Un troisième bâtiment, dont les travaux démarreront en septembre sur le site, servira d’unité biomasse. Les équipements de process arriveront sur site début août, les premiers insectes arriveront, eux, début octobre 2022 pour créer les premières colonies 100% rethéloises pour une capacité de production de 5 000 tonnes de farine et de 70 000 tonnes de co-produits par an. Pour y arriver, soixante emplois seront à terme créés à Rethel et 200 d’ici 2024 sur plusieurs unités (140 emplois dans le Grand Est et 60 en Occitanie).

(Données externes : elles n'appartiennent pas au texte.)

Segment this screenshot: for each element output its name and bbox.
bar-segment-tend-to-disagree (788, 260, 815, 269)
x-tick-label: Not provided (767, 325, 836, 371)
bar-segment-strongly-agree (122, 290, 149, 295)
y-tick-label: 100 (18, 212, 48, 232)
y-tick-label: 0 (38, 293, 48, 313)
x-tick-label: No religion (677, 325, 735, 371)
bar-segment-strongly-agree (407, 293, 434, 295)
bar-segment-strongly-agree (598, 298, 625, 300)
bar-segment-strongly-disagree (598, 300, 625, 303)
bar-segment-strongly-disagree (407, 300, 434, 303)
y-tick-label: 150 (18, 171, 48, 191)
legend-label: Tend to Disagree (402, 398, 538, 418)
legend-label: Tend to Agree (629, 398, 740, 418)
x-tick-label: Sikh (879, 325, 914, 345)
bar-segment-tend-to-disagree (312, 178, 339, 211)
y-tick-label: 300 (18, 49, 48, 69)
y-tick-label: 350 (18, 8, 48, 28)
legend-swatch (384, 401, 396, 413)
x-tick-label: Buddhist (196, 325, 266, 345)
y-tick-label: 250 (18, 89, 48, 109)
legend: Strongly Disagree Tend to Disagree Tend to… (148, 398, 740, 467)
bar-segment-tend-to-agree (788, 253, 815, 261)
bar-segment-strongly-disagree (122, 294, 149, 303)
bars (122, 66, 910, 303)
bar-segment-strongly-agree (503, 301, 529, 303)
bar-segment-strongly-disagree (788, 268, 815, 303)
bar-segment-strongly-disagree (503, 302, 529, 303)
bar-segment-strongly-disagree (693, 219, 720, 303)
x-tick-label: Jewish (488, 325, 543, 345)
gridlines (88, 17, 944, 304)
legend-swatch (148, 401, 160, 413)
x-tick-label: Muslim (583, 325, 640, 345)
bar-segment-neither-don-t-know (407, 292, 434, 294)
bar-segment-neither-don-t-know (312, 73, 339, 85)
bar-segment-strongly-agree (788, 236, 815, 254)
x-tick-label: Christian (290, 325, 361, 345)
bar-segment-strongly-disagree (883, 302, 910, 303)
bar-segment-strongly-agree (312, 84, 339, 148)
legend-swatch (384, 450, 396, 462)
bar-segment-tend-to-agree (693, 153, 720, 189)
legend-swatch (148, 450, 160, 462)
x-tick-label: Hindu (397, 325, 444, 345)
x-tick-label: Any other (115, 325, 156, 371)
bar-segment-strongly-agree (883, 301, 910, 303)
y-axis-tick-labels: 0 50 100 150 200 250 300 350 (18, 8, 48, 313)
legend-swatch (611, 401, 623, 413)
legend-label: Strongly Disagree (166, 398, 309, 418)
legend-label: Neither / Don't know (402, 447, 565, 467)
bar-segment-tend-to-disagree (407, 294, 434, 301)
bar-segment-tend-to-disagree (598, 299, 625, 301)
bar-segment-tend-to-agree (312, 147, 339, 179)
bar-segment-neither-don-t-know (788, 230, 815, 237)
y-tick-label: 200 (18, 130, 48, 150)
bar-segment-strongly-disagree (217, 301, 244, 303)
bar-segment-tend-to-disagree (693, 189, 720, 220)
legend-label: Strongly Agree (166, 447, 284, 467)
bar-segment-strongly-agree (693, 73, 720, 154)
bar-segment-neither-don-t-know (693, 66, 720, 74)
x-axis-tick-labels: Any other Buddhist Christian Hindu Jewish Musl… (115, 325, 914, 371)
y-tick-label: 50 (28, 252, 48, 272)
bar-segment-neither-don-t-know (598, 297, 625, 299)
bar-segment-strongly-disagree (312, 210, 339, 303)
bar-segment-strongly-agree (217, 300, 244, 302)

UN INVESTISSEMENT DE PLUSIEURS DIZAINES DE MILLIONS D’EUROS
Au niveau de l’investissement, si les co-dirigeants ne souhaitent pas communiquer « en raison de la forte tension sur les investissements dans le secteur de la transformation d’insectes qui devient très concurrentiel », on peut en revanche dire qu’Agronutris a bénéficié de subventions du Plan France Relance à hauteur de 8,2 millions d’euros. Ce Fonds de soutien à l’investissement et à la modernisation de l’industrie vise à soutenir les projets d’investissement industriel dans six secteurs stratégiques : l’aéronautique, l’automobile, le nucléaire, l’agro-alimentaire, la santé, l’électronique et les intrants essentiels de l’industrie.
« Pour donner un élément économique, nous avons finalisé en septembre 2021, une levée de fonds de 100 millions d’euros, pour financer notre déploiement industriel, dont une part significative était allouée au financement de ce premier site », confie néanmoins Cédric Auriol. Deux fonds d’investissements ont fortement participé au financement, SPI, Société de Projets Industriels de Bpifrance, ainsi que le Fonds Mirova, leader en Europe dans le financement des « entreprises à impact environnemental ».